Молодые белозубые водители, смеясь, молодцевато пролетают мимо своего председателя и поворачивают к просветленному Бугу.
«Орлы» — любовно провожает глазами Кушнир своих комсомолят и долго сомневается: пойти ли на строительство электростанции, или к сеяльщикам. Оно и неудобно снова возвращаться к речке, но ведь при разгрузке еще может что-то случиться. Кушнир явным образом обманывает себя: знает — все без него будет хорошо, но, придав лицу выражение поглощенности заботами, круто поворачивает к Бугу.
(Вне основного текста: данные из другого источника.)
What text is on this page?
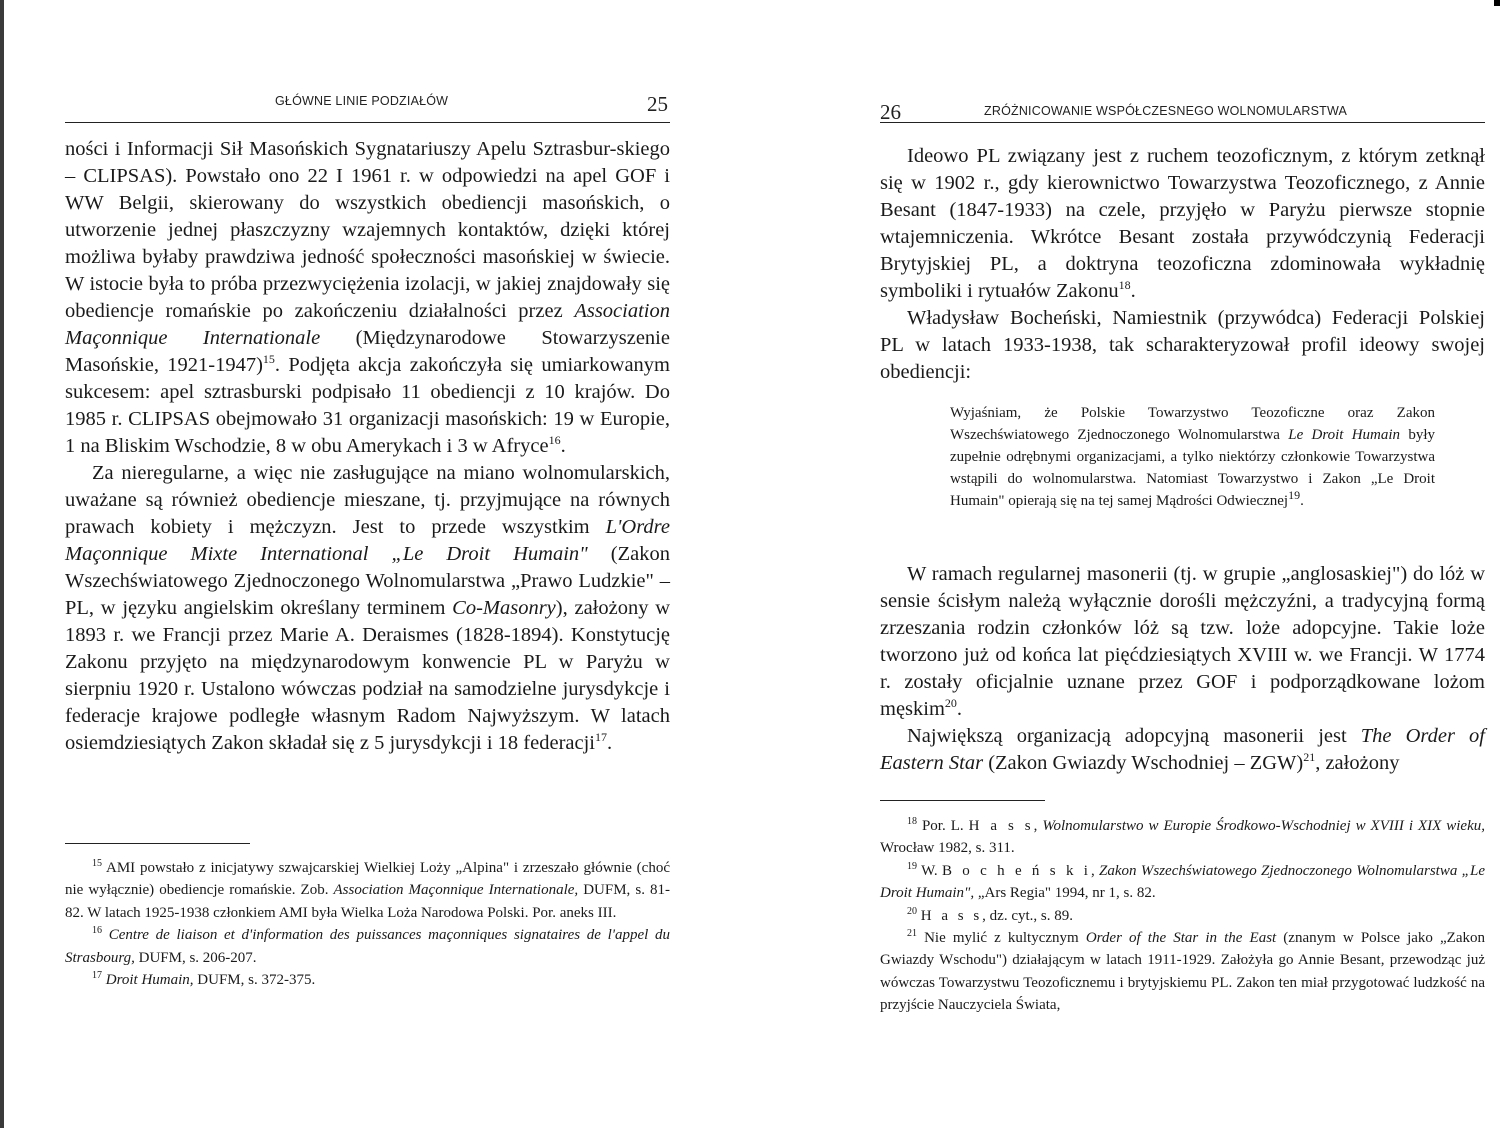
GŁÓWNE LINIE PODZIAŁÓW	25

ności i Informacji Sił Masońskich Sygnatariuszy Apelu Sztrasbur-skiego – CLIPSAS). Powstało ono 22 I 1961 r. w odpowiedzi na apel GOF i WW Belgii, skierowany do wszystkich obediencji masońskich, o utworzenie jednej płaszczyzny wzajemnych kontaktów, dzięki której możliwa byłaby prawdziwa jedność społeczności masońskiej w świecie. W istocie była to próba przezwyciężenia izolacji, w jakiej znajdowały się obediencje romańskie po zakończeniu działalności przez Association Maçonnique Internationale (Międzynarodowe Stowarzyszenie Masońskie, 1921-1947)$^{15}$. Podjęta akcja zakończyła się umiarkowanym sukcesem: apel sztrasburski podpisało 11 obediencji z 10 krajów. Do 1985 r. CLIPSAS obejmowało 31 organizacji masońskich: 19 w Europie, 1 na Bliskim Wschodzie, 8 w obu Amerykach i 3 w Afryce$^{16}$.

Za nieregularne, a więc nie zasługujące na miano wolnomularskich, uważane są również obediencje mieszane, tj. przyjmujące na równych prawach kobiety i mężczyzn. Jest to przede wszystkim L'Ordre Maçonnique Mixte International „Le Droit Humain" (Zakon Wszechświatowego Zjednoczonego Wolnomularstwa „Prawo Ludzkie" – PL, w języku angielskim określany terminem Co-Masonry), założony w 1893 r. we Francji przez Marie A. Deraismes (1828-1894). Konstytucję Zakonu przyjęto na międzynarodowym konwencie PL w Paryżu w sierpniu 1920 r. Ustalono wówczas podział na samodzielne jurysdykcje i federacje krajowe podległe własnym Radom Najwyższym. W latach osiemdziesiątych Zakon składał się z 5 jurysdykcji i 18 federacji$^{17}$.

$^{15}$ AMI powstało z inicjatywy szwajcarskiej Wielkiej Loży „Alpina" i zrzeszało głównie (choć nie wyłącznie) obediencje romańskie. Zob. Association Maçonnique Internationale, DUFM, s. 81-82. W latach 1925-1938 członkiem AMI była Wielka Loża Narodowa Polski. Por. aneks III.

$^{16}$ Centre de liaison et d'information des puissances maçonniques signataires de l'appel du Strasbourg, DUFM, s. 206-207.

$^{17}$ Droit Humain, DUFM, s. 372-375.

26	ZRÓŻNICOWANIE WSPÓŁCZESNEGO WOLNOMULARSTWA

Ideowo PL związany jest z ruchem teozoficznym, z którym zetknął się w 1902 r., gdy kierownictwo Towarzystwa Teozoficznego, z Annie Besant (1847-1933) na czele, przyjęło w Paryżu pierwsze stopnie wtajemniczenia. Wkrótce Besant została przywódczynią Federacji Brytyjskiej PL, a doktryna teozoficzna zdominowała wykładnię symboliki i rytuałów Zakonu$^{18}$.

Władysław Bocheński, Namiestnik (przywódca) Federacji Polskiej PL w latach 1933-1938, tak scharakteryzował profil ideowy swojej obediencji:

Wyjaśniam, że Polskie Towarzystwo Teozoficzne oraz Zakon Wszechświatowego Zjednoczonego Wolnomularstwa Le Droit Humain były zupełnie odrębnymi organizacjami, a tylko niektórzy członkowie Towarzystwa wstąpili do wolnomularstwa. Natomiast Towarzystwo i Zakon „Le Droit Humain" opierają się na tej samej Mądrości Odwiecznej$^{19}$.

W ramach regularnej masonerii (tj. w grupie „anglosaskiej") do lóż w sensie ścisłym należą wyłącznie dorośli mężczyźni, a tradycyjną formą zrzeszania rodzin członków lóż są tzw. loże adopcyjne. Takie loże tworzono już od końca lat pięćdziesiątych XVIII w. we Francji. W 1774 r. zostały oficjalnie uznane przez GOF i podporządkowane lożom męskim$^{20}$.

Największą organizacją adopcyjną masonerii jest The Order of Eastern Star (Zakon Gwiazdy Wschodniej – ZGW)$^{21}$, założony

$^{18}$ Por. L. H a s s, Wolnomularstwo w Europie Środkowo-Wschodniej w XVIII i XIX wieku, Wrocław 1982, s. 311.

$^{19}$ W. B o c h e ń s k i, Zakon Wszechświatowego Zjednoczonego Wolnomularstwa „Le Droit Humain", „Ars Regia" 1994, nr 1, s. 82.

$^{20}$ H a s s, dz. cyt., s. 89.

$^{21}$ Nie mylić z kultycznym Order of the Star in the East (znanym w Polsce jako „Zakon Gwiazdy Wschodu") działającym w latach 1911-1929. Założyła go Annie Besant, przewodząc już wówczas Towarzystwu Teozoficznemu i brytyjskiemu PL. Zakon ten miał przygotować ludzkość na przyjście Nauczyciela Świata,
И пусть теперь попробует какой-нибудь зубоскал фыркнуть, что председатель дневал и ночевал на строительстве! Чертовы непоседы. Найдут какую-нибудь слабость у человека и уже будут перемигиваться и незаметно кривиться при нем, пока что-то новое не отыщут. А о лампочке в вазе уже даже в районе знают. Несомненно, Борис Зарудный раззвонил везде. Вертун несчастный. Но премию придется выдать парню: не работает, а создает.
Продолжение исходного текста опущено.